At the 3’ end of the site you want to take out. So the PAM sequence is directly on the DNA strand where we want to take out a segment. It’s not on the Cas9.

33
Q

What’s the type of interaction between Cas9 and the DNA?

A

Cas9 can interact with the DNA strand via the guide RNA.
Watson Crick base pairing between guide RNA and the target DNA strand.

34
Q

After the guide RNA and the target DNA strand are binding together, what happens?

A

If the PAM sequence is properly aligned, the endonucleases of Cas9, HNH and RuvC, will cut the DNA strand 3nt upstream of the PAM sequence (NGG)
3’ NNNCNNNNNNNNN/NNNNCC 5’
5’ NNNGNNNNNNNNN/NNNNGG 3’

35
Q

How do we introduce the necessary factors to do a CRISPR-Cas9 modification?

A

We need to introduce the engineered single guide RNA (crRNA+tracrRNA) and the Cas9 protein in the cell.
Use 2 different transgenes to do that.

36
Q

What does sgRNA mean?

A

single guide RNA.
Like the one we made to do CRISPR-Cas9 modification.

37
Q

How can we make a transgene for Cas9?

A

The transgene to make Cas9 has:
- A NLS (nuclear localization signal)
- a species-specific promoter
- codon optimized Cas9

38
Q

How can we make a transgene for the sgRNA?

A

The transgene to make sgRNA has:
- species specific promoter
- Target sequence
- RNA scaffold (crRNA +tracrRNA)

39
Q

How can we go from transgenes to the actual Cas9 protein and sgRNA?

A

the transgenes will be transcripted to make sgRNA and Cas9 RNA.
Then, Cas9 RNA will be translated into Cas9 protein.
So the sgRNA and the Cas9 protein are in the nuclei.

40
Q

How does the cell repair the double strand break caused by the endonucleases of Cas9, after taking out the gene of interest?

A
  1. The cell recognizes the double strand break
  2. The cell uses a non-homologous end joining process to repair the break
  3. Since it’s non-homologous, the repair won’t last long, it can cause mutations, weird deletions and insertions.
  4. That way, you create mutations on a given gene you’re interested in.
  5. You get a bad reading of the DNA, so wrong mRNA and we end up with a wrong protein.
41
Q

What do we call insertions and deletions of nucleotides in the genome?

A

Indels.

42
Q

How can we delete the gene without causing mutations because of indels?

A

Using another transgene, we introduce a copy of wild-type DNA into the cell.
As long as there are homologous sequences that the cell can recognize, you can repair the double-strand break.
That transgene will do homologous recombination repair.
The transgene introduced will now be in the genome to replace the one we took out.
That way, we can either introduce a new component to the gene or restore the previous gene.

43
Q

What is HDR?

A

Homology Directed Repair.
It’s the repair done after Cas9 broke the dsDNA. By introducing a transgene that has homologous sequences to the DNA, we create a repair template that will do a homologous recombination with the broken DNA segment.

44
Q

What can we do with HDR?

A

Homologous Recombination Repair is used to repair the broken dsDNA after Cas9.
We could decide to introduce a transgene that has homologous sequences to the DNA segment, but with some mutations.
By introducing mutations in the DNA segment via a transgene, we can alter a protein.
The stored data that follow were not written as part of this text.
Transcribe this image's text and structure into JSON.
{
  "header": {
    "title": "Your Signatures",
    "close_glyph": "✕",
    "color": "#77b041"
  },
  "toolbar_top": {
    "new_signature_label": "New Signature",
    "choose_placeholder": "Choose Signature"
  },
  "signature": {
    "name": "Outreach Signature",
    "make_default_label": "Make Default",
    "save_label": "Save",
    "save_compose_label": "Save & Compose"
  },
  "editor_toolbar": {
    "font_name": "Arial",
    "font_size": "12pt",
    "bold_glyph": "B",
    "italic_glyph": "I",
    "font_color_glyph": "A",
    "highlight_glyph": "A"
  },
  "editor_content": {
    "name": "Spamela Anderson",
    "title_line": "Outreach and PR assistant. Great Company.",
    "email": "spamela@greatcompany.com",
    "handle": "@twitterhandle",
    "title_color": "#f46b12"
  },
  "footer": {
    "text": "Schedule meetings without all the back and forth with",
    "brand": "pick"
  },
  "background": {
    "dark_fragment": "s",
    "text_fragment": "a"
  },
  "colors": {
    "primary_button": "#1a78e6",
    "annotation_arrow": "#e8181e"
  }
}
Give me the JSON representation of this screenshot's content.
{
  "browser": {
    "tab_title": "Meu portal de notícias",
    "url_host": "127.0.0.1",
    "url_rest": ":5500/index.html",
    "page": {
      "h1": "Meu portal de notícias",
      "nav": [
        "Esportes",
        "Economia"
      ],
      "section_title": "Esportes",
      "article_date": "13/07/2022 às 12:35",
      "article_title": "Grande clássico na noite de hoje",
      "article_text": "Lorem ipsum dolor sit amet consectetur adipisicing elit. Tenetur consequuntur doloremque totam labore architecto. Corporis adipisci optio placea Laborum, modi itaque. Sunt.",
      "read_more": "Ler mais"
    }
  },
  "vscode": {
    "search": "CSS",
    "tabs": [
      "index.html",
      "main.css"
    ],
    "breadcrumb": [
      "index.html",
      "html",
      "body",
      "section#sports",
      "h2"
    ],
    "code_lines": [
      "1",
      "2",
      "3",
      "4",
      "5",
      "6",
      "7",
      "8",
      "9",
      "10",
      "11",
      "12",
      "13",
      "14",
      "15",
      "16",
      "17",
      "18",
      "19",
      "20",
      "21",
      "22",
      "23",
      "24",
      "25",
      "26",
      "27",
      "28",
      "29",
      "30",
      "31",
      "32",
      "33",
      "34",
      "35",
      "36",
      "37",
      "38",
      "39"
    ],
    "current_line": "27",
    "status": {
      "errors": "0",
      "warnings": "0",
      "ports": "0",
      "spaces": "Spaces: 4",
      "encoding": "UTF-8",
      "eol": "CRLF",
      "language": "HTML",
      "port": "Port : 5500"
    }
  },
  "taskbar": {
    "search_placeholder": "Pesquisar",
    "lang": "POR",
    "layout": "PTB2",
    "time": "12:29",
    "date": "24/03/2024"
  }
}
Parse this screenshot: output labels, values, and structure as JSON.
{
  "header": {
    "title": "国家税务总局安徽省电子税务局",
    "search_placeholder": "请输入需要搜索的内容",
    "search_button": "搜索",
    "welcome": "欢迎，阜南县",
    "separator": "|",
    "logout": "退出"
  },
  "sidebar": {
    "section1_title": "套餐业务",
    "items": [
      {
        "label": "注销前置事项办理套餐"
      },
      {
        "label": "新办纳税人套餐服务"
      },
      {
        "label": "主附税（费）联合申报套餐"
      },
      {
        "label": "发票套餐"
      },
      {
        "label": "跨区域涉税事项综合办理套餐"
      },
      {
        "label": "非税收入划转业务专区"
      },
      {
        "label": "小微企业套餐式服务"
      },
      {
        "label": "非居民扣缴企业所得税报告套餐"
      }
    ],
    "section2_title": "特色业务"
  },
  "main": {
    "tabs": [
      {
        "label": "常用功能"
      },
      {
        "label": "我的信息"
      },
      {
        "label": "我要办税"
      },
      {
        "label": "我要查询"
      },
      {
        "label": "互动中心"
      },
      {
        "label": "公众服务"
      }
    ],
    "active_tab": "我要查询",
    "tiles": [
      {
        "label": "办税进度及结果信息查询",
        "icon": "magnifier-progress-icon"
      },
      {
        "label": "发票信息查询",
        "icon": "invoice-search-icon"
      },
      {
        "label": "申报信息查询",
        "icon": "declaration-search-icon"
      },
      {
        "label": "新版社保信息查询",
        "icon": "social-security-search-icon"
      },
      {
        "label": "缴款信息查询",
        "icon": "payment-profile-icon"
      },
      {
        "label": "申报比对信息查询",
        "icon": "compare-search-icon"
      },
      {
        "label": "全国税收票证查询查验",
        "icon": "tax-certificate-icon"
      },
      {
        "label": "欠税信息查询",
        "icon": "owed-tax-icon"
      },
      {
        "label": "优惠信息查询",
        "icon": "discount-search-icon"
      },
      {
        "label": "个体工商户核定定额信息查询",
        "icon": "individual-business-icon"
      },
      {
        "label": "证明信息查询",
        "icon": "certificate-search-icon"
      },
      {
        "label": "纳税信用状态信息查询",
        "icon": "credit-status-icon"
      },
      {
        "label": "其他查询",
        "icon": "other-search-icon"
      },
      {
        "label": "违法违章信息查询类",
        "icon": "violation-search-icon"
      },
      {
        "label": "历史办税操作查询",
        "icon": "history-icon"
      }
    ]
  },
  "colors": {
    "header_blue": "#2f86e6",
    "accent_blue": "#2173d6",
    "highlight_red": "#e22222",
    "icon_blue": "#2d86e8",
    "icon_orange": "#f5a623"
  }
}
The modified DNA will be transcribed and then translated into mutated proteins.
So, not only are we repairing the double-strand break, but we can engineer the genome.

45
Q

What’s the problem with CRISPR-Cas9?

A

Ethically, we don’t know if it’s right. When do we stop modifying the genome?
We can modify the human genome, but is it right to do so?